|
|
Feature Extraction?
Music with a duration of 5 minutes is usually represented by 13
million values. These values describe the physical properties of the acoustical waves, which we hear. When analyzing this data it is necessary to remove the irrelevant parts and emphasize the important features. The extraction of these features from the raw data is the most critical part in the process of creating a content-based
organization in a music collection. If it were possible to extract
one single feature that directly indicates which genre a piece of
music belongs to, everything else would be trivial.
Good features should be intuitively meaningful, based on
psychoacoustic findings, and robust towards variations which are
insignificant to our hearing sensation. Furthermore, they should
lead to an organization of the music collection that makes sense and not be too expensive to compute.

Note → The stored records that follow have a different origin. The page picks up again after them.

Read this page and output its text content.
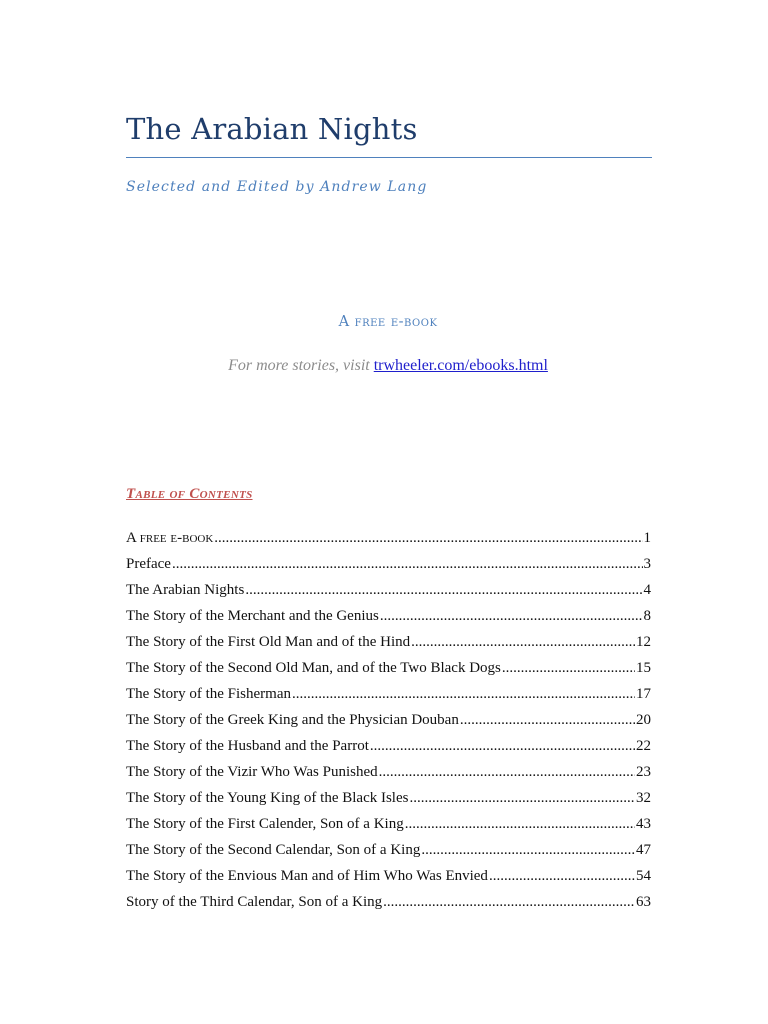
The Arabian Nights

Selected and Edited by Andrew Lang

A free e-book
For more stories, visit trwheeler.com/ebooks.html
Table of Contents
A free e-book .....	1
Preface .....	3
The Arabian Nights .....	4
The Story of the Merchant and the Genius .....	8
The Story of the First Old Man and of the Hind .....	12
The Story of the Second Old Man, and of the Two Black Dogs .....	15
The Story of the Fisherman .....	17
The Story of the Greek King and the Physician Douban .....	20
The Story of the Husband and the Parrot .....	22
The Story of the Vizir Who Was Punished .....	23
The Story of the Young King of the Black Isles .....	32
The Story of the First Calender, Son of a King .....	43
The Story of the Second Calendar, Son of a King .....	47
The Story of the Envious Man and of Him Who Was Envied .....	54
Story of the Third Calendar, Son of a King .....	63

It is necessary to consider computational aspects because the raw data of even small
music collections easily consumes several gigabytes of storage. A
detailed analysis of all this information and all its possible
meanings would be computationally prohibitive. It thus is necessary to
reduce the amount of information to what is relevant in respect to
the overall goal, which is to organize music according to its genre. These genres
are not clearly defined and different people might assign the same
piece of music to different genres. However, there are some
attributes of the raw data, which definitely do not determine the
genre. For example, removing the first second of a piece of music
does not change its genre, but the raw data compared bit wise will
be completely different. Generally the duration of a piece of
music is not relevant. Neither does a particular melody define a genre. The same melody can be interpreted in different genre
styles just as different melodies might be members of the same
genre. Likewise, the number of instruments involved plays a minor
role in defining the genre.
One of the attributes that is rather typical for a genre is its
rhythm which is why this thesis primarily focuses on the
dynamics of music, and in particular on the fluctuation strength of the specific loudness per critical-band.
|